Well as another school year is underway, I can’t help but notice some consistency in the way that peers establish and navigate through their classroom relationships.

Funny how where a friendship once blossomed, a dynamic dance now replaces the laughter and easiness with judgment suspicion and overall nastiness. I witness first-hand the crushing blow experienced by a Grade 8 student who made the mistake of assuming that the friends she had missed so dearly over the summer had long since dismissed her because she apparently was no longer “cool enough.” Further to this assumed lack of “coolness” was the distinction of having “ugly clothes.”

I was left feeling both angry and sad. Had I ever treated a “friend” with such unkindness? Had I ever demonstrated a shallow and unintelligible way of selecting people to share in my high school year follies? Not to mention my personal development time after said classes? I had; I know I had. Why?

It goes back to an issue I have address before today; multiple issues, actually combined. Self-confidence, keeping promises, failure — most of the things I have written about to date.

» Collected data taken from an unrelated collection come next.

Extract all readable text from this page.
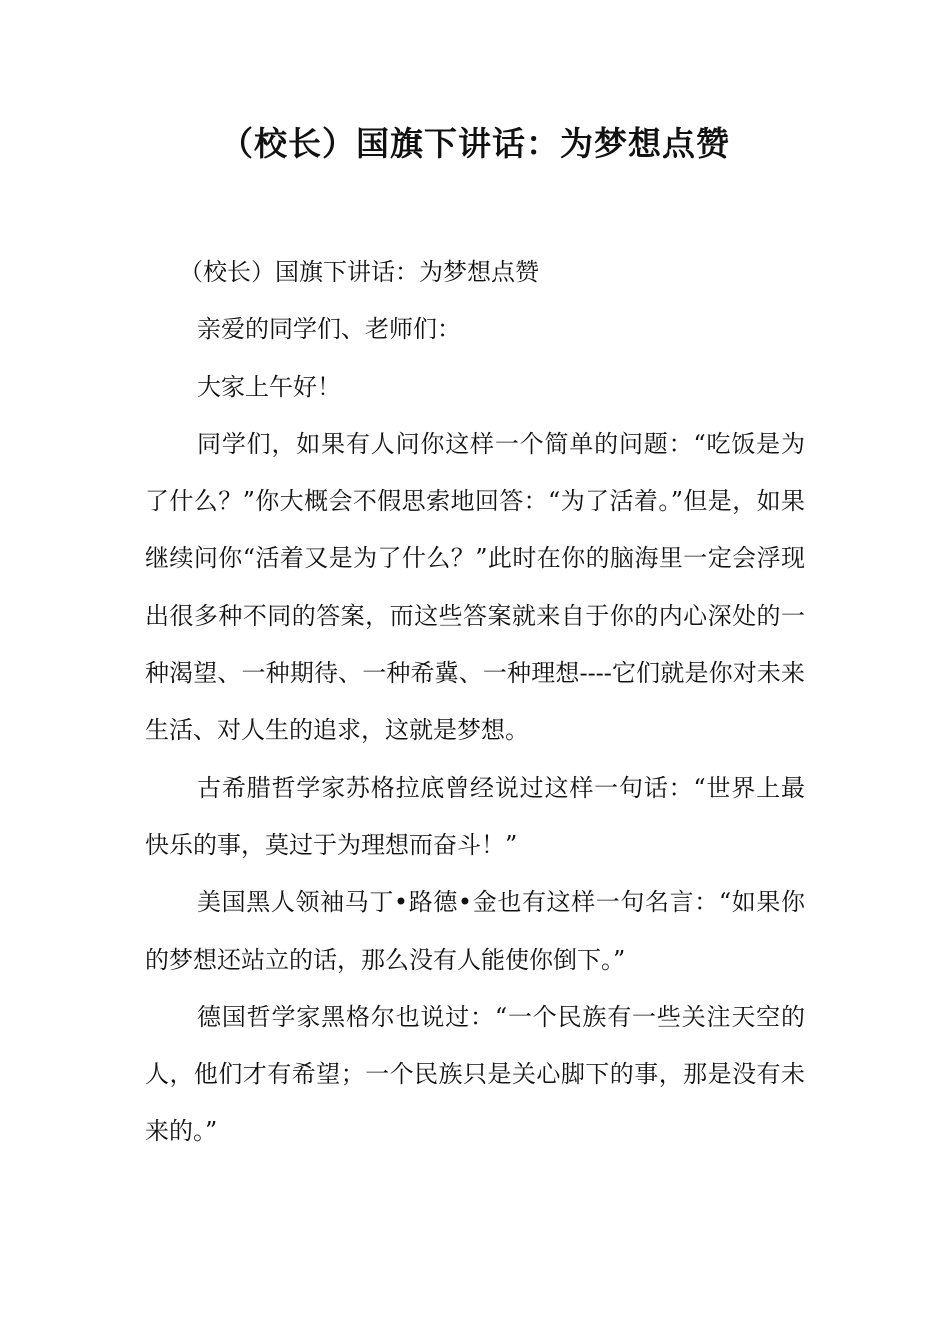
（校长）国旗下讲话：为梦想点赞

（校长）国旗下讲话：为梦想点赞

亲爱的同学们、老师们：

大家上午好！

同学们，如果有人问你这样一个简单的问题：“吃饭是为了什么？”你大概会不假思索地回答：“为了活着。”但是，如果继续问你“活着又是为了什么？”此时在你的脑海里一定会浮现出很多种不同的答案，而这些答案就来自于你的内心深处的一种渴望、一种期待、一种希冀、一种理想----它们就是你对未来生活、对人生的追求，这就是梦想。

古希腊哲学家苏格拉底曾经说过这样一句话：“世界上最快乐的事，莫过于为理想而奋斗！”

美国黑人领袖马丁•路德•金也有这样一句名言：“如果你的梦想还站立的话，那么没有人能使你倒下。”

德国哲学家黑格尔也说过：“一个民族有一些关注天空的人，他们才有希望；一个民族只是关心脚下的事，那是没有未来的。”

I was forced into another ponder. Why? We have the cognitive knowledge do we put ourselves above others. Jessie Jackson once said, “Never look down on anybody, unless you are helping him up” What makes practicing that which we all look for so very difficult? I have only been able to come back to authenticity. Authenticity of self, of actualization, of purpose and of goal. I was forced to once again accept that I had not practiced all that I know to be true. I made and renewed a commitment to myself.

I committed to standing and bearing witness for my peers. I committed to not having an opinion, not judging. I committed myself to my own good friendship first, and further offering that friendship without expectation or reservation. I committed to being a better person.

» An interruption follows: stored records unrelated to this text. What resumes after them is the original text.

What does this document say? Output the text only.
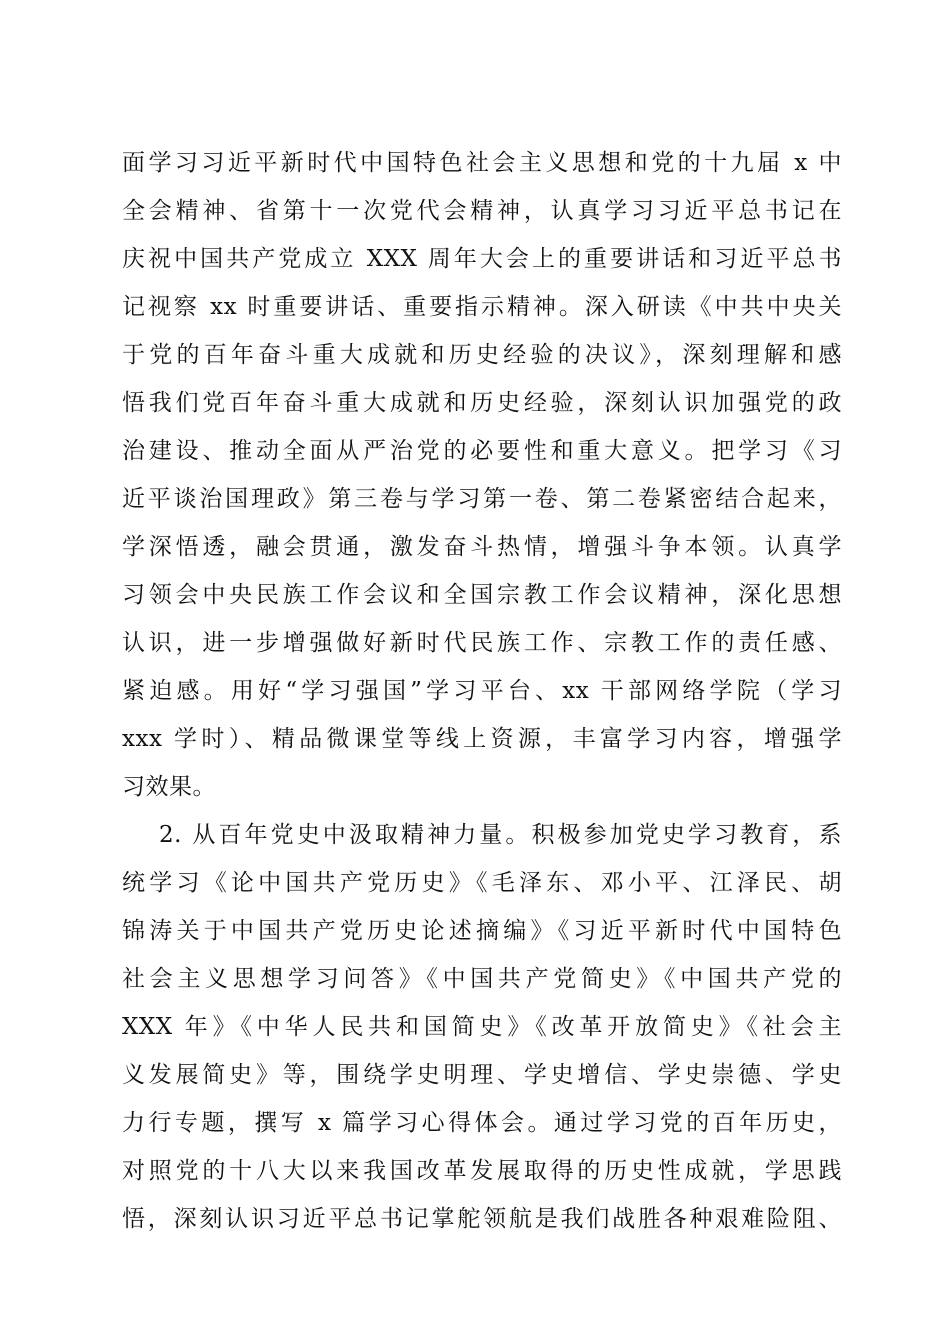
面学习习近平新时代中国特色社会主义思想和党的十九届 x 中
全会精神、省第十一次党代会精神，认真学习习近平总书记在
庆祝中国共产党成立 XXX 周年大会上的重要讲话和习近平总书
记视察 xx 时重要讲话、重要指示精神。深入研读《中共中央关
于党的百年奋斗重大成就和历史经验的决议》，深刻理解和感
悟我们党百年奋斗重大成就和历史经验，深刻认识加强党的政
治建设、推动全面从严治党的必要性和重大意义。把学习《习
近平谈治国理政》第三卷与学习第一卷、第二卷紧密结合起来，
学深悟透，融会贯通，激发奋斗热情，增强斗争本领。认真学
习领会中央民族工作会议和全国宗教工作会议精神，深化思想
认识，进一步增强做好新时代民族工作、宗教工作的责任感、
紧迫感。用好“学习强国”学习平台、xx 干部网络学院（学习
xxx 学时）、精品微课堂等线上资源，丰富学习内容，增强学
习效果。
2. 从百年党史中汲取精神力量。积极参加党史学习教育，系
统学习《论中国共产党历史》《毛泽东、邓小平、江泽民、胡
锦涛关于中国共产党历史论述摘编》《习近平新时代中国特色
社会主义思想学习问答》《中国共产党简史》《中国共产党的
XXX 年》《中华人民共和国简史》《改革开放简史》《社会主
义发展简史》等，围绕学史明理、学史增信、学史崇德、学史
力行专题，撰写 x 篇学习心得体会。通过学习党的百年历史，
对照党的十八大以来我国改革发展取得的历史性成就，学思践
悟，深刻认识习近平总书记掌舵领航是我们战胜各种艰难险阻、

I have been forced into an acknowledgment that not everybody will have the good fortune to live in a home full of love and support. I have been forced into the painful acknowledgment that those factors alone affect every part of our human development. I have been forced into the acknowledgment that in my judgments and opinions I have both compromised further the very people that need my love and support the most.

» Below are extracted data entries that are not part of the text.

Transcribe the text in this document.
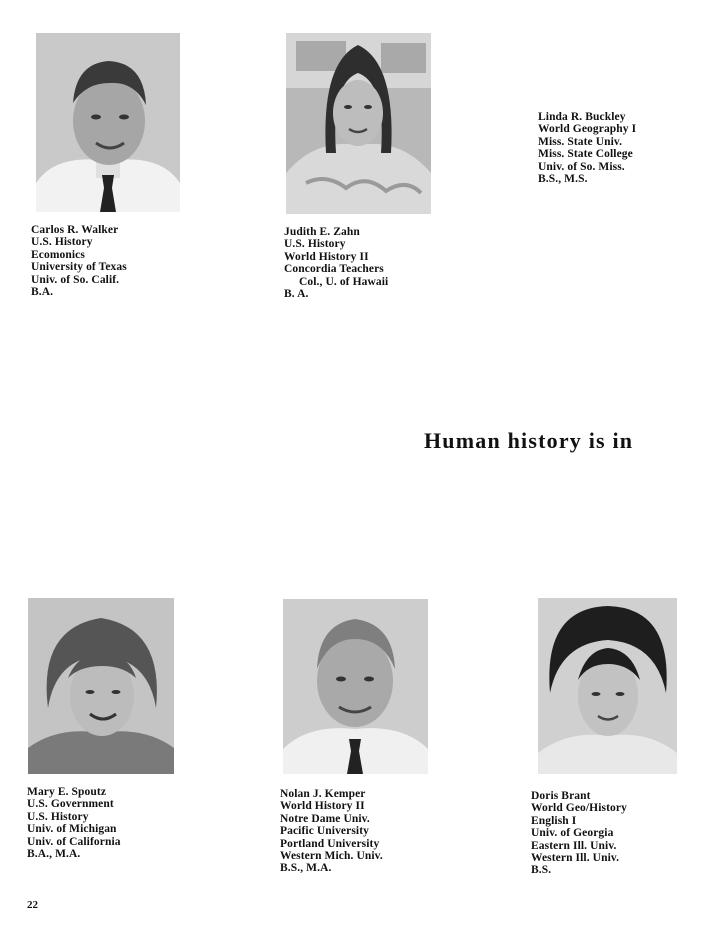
Carlos R. Walker
U.S. History
Ecomonics
University of Texas
Univ. of So. Calif.
B.A.
Judith E. Zahn
U.S. History
World History II
Concordia Teachers
Col., U. of Hawaii
B. A.
Linda R. Buckley
World Geography I
Miss. State Univ.
Miss. State College
Univ. of So. Miss.
B.S., M.S.
Human history is in
Mary E. Spoutz
U.S. Government
U.S. History
Univ. of Michigan
Univ. of California
B.A., M.A.
Nolan J. Kemper
World History II
Notre Dame Univ.
Pacific University
Portland University
Western Mich. Univ.
B.S., M.A.
Doris Brant
World Geo/History
English I
Univ. of Georgia
Eastern Ill. Univ.
Western Ill. Univ.
B.S.
22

In addition I have to acknowledge that “soul pain” felt by those who need a friend, a peer, or even those things aside — maybe just a break —that that pain alone deserves at the very least a validation. I have no right, nor do we as a people, have the right to take the dignity from another. I may not like them, I may not understand them, but I will never again allow myself to take from somebody what they do not willingly offer me.

This is the legacy I choose to leave. What will yours be?